La SNCF mise sur des multiples alternatives pour se passer du glyphosate.
©CC0

La SNCF n'est pas sûre de trouver une alternative bon marché au glyphosate, dont elle est une grande utilisatrice pour désherber ses voies et leurs abords immédiats, d'ici son interdiction en 2021, ont indiqué des responsables jeudi. "Aujourd'hui, on n'est pas capable de dire qu'on sera prêt en 2021", a reconnu Michel Morin, le responsable des voies ferrées chez SNCF Réseau, devant la Mission d'information commune sur le suivi de la stratégie de sortie du glyphosate, à l'Assemblée nationale. "Ce qui est sûr, c'est qu'on fait le maximum pour être au rendez-vous. (...) C'est une course contre la montre", a-t-il assuré.

SNCF Réseau, qui consomme 0,4 % du glyphosate utilisé en France, s'est lancé dans un vaste programme de recherche pour trouver d'autres solutions. Le groupe public mise en particulier sur l'utilisation de "trains désherbeurs" capables de mieux cibler les zones à traiter, sur de nouveaux produits de désherbage chimiques utilisant des molécules moins nocives - des essais sont en cours -, ou encore sur l'amélioration du désherbage mécanique, qui est particulièrement fastidieux.

"On n'a pas de solution miracle"

A plus long terme, SNCF Réseau parie aussi sur la pose de géotextiles, sur l'ensemencement choisi - qui consiste à laisser pousser des plantes que l'on maîtrise -, ou sur les effets herbicides du courant électrique et des ondes électromagnétiques. "On n'a pas une solution miracle mais on a plusieurs solutions", a relevé Thomas Joindot, responsable de l'ingénierie de conception et de maintenance de l'infrastructure.

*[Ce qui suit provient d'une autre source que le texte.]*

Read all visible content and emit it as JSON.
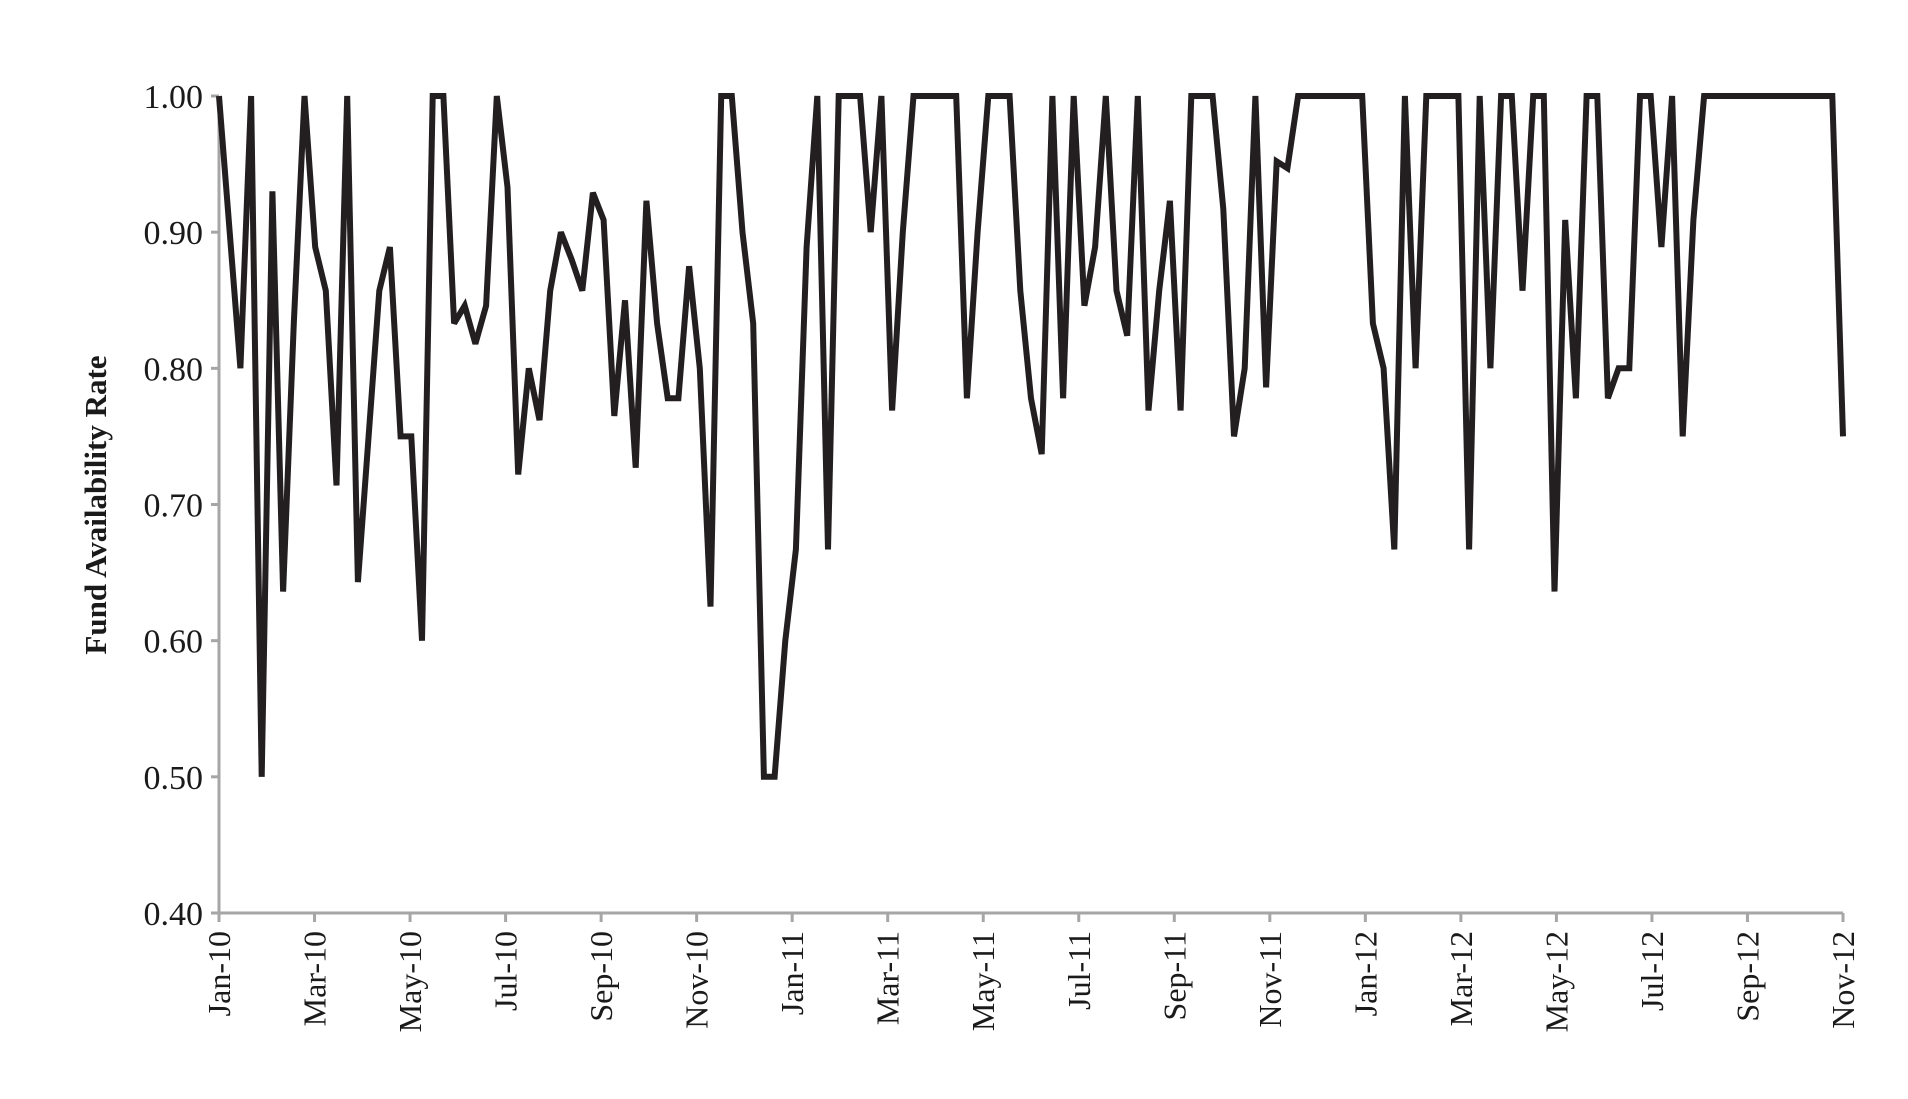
{
  "chart_data": {
    "type": "line",
    "title": "",
    "xlabel": "",
    "ylabel": "Fund Availability Rate",
    "ylim": [
      0.4,
      1.0
    ],
    "yticks": [
      "0.40",
      "0.50",
      "0.60",
      "0.70",
      "0.80",
      "0.90",
      "1.00"
    ],
    "xticks": [
      "Jan-10",
      "Mar-10",
      "May-10",
      "Jul-10",
      "Sep-10",
      "Nov-10",
      "Jan-11",
      "Mar-11",
      "May-11",
      "Jul-11",
      "Sep-11",
      "Nov-11",
      "Jan-12",
      "Mar-12",
      "May-12",
      "Jul-12",
      "Sep-12",
      "Nov-12"
    ],
    "x_period": "weekly",
    "x_start": "Jan-10",
    "grid": false,
    "legend": "none",
    "series": [
      {
        "color": "#231f20",
        "values": [
          1.0,
          0.9,
          0.8,
          1.0,
          0.5,
          0.93,
          0.636,
          0.833,
          1.0,
          0.889,
          0.857,
          0.714,
          1.0,
          0.643,
          0.75,
          0.857,
          0.889,
          0.75,
          0.75,
          0.6,
          1.0,
          1.0,
          0.833,
          0.846,
          0.818,
          0.846,
          1.0,
          0.933,
          0.722,
          0.8,
          0.762,
          0.857,
          0.9,
          0.88,
          0.857,
          0.929,
          0.909,
          0.765,
          0.85,
          0.727,
          0.923,
          0.833,
          0.778,
          0.778,
          0.875,
          0.8,
          0.625,
          1.0,
          1.0,
          0.9,
          0.833,
          0.5,
          0.5,
          0.6,
          0.667,
          0.889,
          1.0,
          0.667,
          1.0,
          1.0,
          1.0,
          0.9,
          1.0,
          0.769,
          0.9,
          1.0,
          1.0,
          1.0,
          1.0,
          1.0,
          0.778,
          0.9,
          1.0,
          1.0,
          1.0,
          0.857,
          0.778,
          0.737,
          1.0,
          0.778,
          1.0,
          0.846,
          0.889,
          1.0,
          0.857,
          0.824,
          1.0,
          0.769,
          0.857,
          0.923,
          0.769,
          1.0,
          1.0,
          1.0,
          0.917,
          0.75,
          0.8,
          1.0,
          0.786,
          0.952,
          0.947,
          1.0,
          1.0,
          1.0,
          1.0,
          1.0,
          1.0,
          1.0,
          0.833,
          0.8,
          0.667,
          1.0,
          0.8,
          1.0,
          1.0,
          1.0,
          1.0,
          0.667,
          1.0,
          0.8,
          1.0,
          1.0,
          0.857,
          1.0,
          1.0,
          0.636,
          0.909,
          0.778,
          1.0,
          1.0,
          0.778,
          0.8,
          0.8,
          1.0,
          1.0,
          0.889,
          1.0,
          0.75,
          0.909,
          1.0,
          1.0,
          1.0,
          1.0,
          1.0,
          1.0,
          1.0,
          1.0,
          1.0,
          1.0,
          1.0,
          1.0,
          1.0,
          0.75
        ]
      }
    ]
  }
}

Mais "on a encore beaucoup d'incertitudes sur les coûts, sur l'efficacité, sur l'impact environnemental et sur les délais", a-t-il ajouté.

"Tout ça doit se mettre en oeuvre petit à petit, et nécessite un soutien de tout le monde, et en particulier des pouvoirs publics: notamment sur les autorisations de mise sur le marché des nouveaux produits, le soutien aux nouvelles techniques, et il y a des paramètres financiers dans l'équation qui ne doivent pas être omis", a-t-il relevé.

Des alternatives très chères

Désherber les voies ferrées et leurs abords est indispensable, selon la SNCF: la végétation pourrait retenir l'eau et déformer la plateforme (et donc les rails). Les touffes d'herbe pourraient en outre gêner les rayons laser vérifiant l'écartement des voies ou perturber les tournées d'inspection des cheminots.  Quant aux pistes longeant les voies, elles doivent impérativement être dégagées pour que les agents puissent se déplacer rapidement et évacuer les voyageurs en cas de problèmes.

SNCF Réseau dépense 30 millions d'euros par an pour traiter les voies et les pistes. Après l'interdiction du glyphosate, la facture pourrait, selon ses calculs, atteindre 500 millions avec les moyens actuellement à disposition, peut-être 350 millions "avec des standards dégradés".